Lundi et mardi, 10 et 11 décembre, se tiendra à Paris la conférence nationale de lutte contre la pauvreté et pour l’inclusion sociale qui doit mener le gouvernement à proposer un plan quinquennal. Le programme ici, j’interviendrai lors de la séance plénière de mardi consacrée au changement de regard sur la pauvreté.

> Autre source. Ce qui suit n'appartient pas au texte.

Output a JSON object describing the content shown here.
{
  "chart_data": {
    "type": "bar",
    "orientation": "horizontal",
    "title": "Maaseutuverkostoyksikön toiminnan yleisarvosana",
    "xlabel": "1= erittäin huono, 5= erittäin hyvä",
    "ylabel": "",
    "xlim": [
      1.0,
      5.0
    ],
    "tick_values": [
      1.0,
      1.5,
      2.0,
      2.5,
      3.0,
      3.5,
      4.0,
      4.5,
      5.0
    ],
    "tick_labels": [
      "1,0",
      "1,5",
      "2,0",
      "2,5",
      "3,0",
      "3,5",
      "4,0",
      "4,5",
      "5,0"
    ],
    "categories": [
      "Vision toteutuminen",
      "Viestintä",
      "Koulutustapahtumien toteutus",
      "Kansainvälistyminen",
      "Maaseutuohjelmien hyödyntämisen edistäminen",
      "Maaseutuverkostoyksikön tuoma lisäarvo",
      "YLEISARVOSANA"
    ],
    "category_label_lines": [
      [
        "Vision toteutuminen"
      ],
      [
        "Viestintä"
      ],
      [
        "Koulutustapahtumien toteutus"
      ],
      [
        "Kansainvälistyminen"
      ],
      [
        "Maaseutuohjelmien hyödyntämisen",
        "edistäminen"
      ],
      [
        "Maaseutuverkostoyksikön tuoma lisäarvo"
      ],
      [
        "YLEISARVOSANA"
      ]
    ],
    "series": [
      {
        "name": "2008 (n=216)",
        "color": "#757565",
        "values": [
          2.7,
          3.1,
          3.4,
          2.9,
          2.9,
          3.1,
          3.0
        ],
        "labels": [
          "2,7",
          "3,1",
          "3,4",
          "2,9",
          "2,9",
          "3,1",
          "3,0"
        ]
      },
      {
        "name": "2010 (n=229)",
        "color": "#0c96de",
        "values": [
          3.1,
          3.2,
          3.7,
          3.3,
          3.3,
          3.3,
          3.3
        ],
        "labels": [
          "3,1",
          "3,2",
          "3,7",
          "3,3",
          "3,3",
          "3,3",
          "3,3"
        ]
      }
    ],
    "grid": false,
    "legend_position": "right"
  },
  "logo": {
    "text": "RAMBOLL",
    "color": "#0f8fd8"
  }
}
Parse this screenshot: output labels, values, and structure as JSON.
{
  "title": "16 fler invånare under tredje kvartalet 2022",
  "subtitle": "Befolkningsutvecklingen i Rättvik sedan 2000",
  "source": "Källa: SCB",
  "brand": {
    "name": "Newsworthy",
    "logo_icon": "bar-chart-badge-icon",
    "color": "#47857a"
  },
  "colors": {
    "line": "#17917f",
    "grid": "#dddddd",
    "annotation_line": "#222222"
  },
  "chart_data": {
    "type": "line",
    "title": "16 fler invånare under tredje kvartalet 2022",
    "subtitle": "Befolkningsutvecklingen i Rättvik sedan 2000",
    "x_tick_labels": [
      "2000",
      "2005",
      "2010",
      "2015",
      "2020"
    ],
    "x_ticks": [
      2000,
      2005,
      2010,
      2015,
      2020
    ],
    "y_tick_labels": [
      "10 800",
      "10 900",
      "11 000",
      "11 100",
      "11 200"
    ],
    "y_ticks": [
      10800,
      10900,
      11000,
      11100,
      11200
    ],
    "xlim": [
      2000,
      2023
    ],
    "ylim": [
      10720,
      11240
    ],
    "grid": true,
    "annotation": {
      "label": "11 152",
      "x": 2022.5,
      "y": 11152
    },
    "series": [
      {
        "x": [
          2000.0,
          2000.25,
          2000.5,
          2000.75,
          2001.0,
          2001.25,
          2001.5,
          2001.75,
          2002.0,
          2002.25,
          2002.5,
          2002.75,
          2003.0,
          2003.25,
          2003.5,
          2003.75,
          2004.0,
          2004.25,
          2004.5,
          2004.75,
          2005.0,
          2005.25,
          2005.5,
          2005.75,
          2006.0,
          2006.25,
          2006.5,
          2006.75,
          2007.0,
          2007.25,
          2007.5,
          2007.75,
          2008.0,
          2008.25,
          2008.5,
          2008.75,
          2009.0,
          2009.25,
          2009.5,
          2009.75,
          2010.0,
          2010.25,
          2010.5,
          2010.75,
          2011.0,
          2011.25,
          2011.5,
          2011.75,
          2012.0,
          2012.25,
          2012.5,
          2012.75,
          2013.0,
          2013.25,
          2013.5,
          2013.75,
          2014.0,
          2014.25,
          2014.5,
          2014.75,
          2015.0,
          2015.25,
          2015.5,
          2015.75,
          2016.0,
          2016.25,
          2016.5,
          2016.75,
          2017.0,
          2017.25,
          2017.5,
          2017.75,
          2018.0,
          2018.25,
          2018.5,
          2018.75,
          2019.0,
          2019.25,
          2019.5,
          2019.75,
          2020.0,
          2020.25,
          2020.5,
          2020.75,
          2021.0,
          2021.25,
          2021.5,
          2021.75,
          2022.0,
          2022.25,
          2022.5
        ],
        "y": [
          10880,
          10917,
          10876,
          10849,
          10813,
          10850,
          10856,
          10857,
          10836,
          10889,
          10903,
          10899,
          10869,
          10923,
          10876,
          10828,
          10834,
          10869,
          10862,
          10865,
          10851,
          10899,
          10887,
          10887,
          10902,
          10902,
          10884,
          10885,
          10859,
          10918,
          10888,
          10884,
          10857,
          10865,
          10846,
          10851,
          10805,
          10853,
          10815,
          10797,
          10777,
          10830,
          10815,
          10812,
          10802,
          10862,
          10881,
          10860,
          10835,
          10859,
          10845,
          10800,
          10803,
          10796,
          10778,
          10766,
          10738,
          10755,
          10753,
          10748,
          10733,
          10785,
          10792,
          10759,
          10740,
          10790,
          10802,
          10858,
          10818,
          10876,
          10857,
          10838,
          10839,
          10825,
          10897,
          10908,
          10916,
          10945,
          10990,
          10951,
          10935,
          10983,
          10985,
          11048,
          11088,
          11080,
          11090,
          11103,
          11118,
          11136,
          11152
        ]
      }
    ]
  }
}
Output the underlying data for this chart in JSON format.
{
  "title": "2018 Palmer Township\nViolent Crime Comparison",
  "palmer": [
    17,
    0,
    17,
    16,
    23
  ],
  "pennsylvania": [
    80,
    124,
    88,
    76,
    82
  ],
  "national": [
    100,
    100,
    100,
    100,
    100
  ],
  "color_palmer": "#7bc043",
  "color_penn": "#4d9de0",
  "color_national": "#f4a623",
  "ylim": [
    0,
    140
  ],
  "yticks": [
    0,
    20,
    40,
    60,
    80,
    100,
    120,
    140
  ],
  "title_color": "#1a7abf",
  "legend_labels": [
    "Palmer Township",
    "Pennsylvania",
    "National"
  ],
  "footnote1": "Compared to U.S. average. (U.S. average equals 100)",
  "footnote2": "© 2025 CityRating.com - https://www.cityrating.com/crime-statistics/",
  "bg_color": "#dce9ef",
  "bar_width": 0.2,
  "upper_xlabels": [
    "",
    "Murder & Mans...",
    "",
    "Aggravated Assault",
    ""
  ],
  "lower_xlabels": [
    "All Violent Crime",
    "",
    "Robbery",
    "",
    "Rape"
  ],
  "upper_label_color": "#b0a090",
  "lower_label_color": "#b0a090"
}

Inutile de s’appesantir ici sur la réalité dramatique de la pauvreté dans notre pays : 8,6 millions de Français vivent sous le seuil de pauvreté, dont 2,7 millions d’enfants, la part des dépenses incompressibles a progressé à près de 40% du budget moyen des ménages, 8 millions de personnes en précarité énergétique, près de 6 millions qui ont des problèmes d’accessibilité aux services bancaires, 70% des 1,5 million de familles monoparentales qui rencontrent des difficulté budgétaire, 2 millions de salariés pauvres… Lors de la campagne pour l’élection présidentielle, François Hollande avait porté des propositions fortes pour combattre la précarité et retrouver le chemin de l’égalité réelle (voir ce post). Alors que la crise sociale s’est encore amplifiée en 2012, et après 6 mois d’exercice des responsabilités, cette conférence marque un moment décisif dans le quinquennat de François Hollande : la gauche sera-t-elle au rendez-vous de l’urgence sociale et capable d’audace pour non seulement répondre aux difficultés des Français par des mesures fortes mais aussi replacer la solidarité au cœur du pacte républicain ?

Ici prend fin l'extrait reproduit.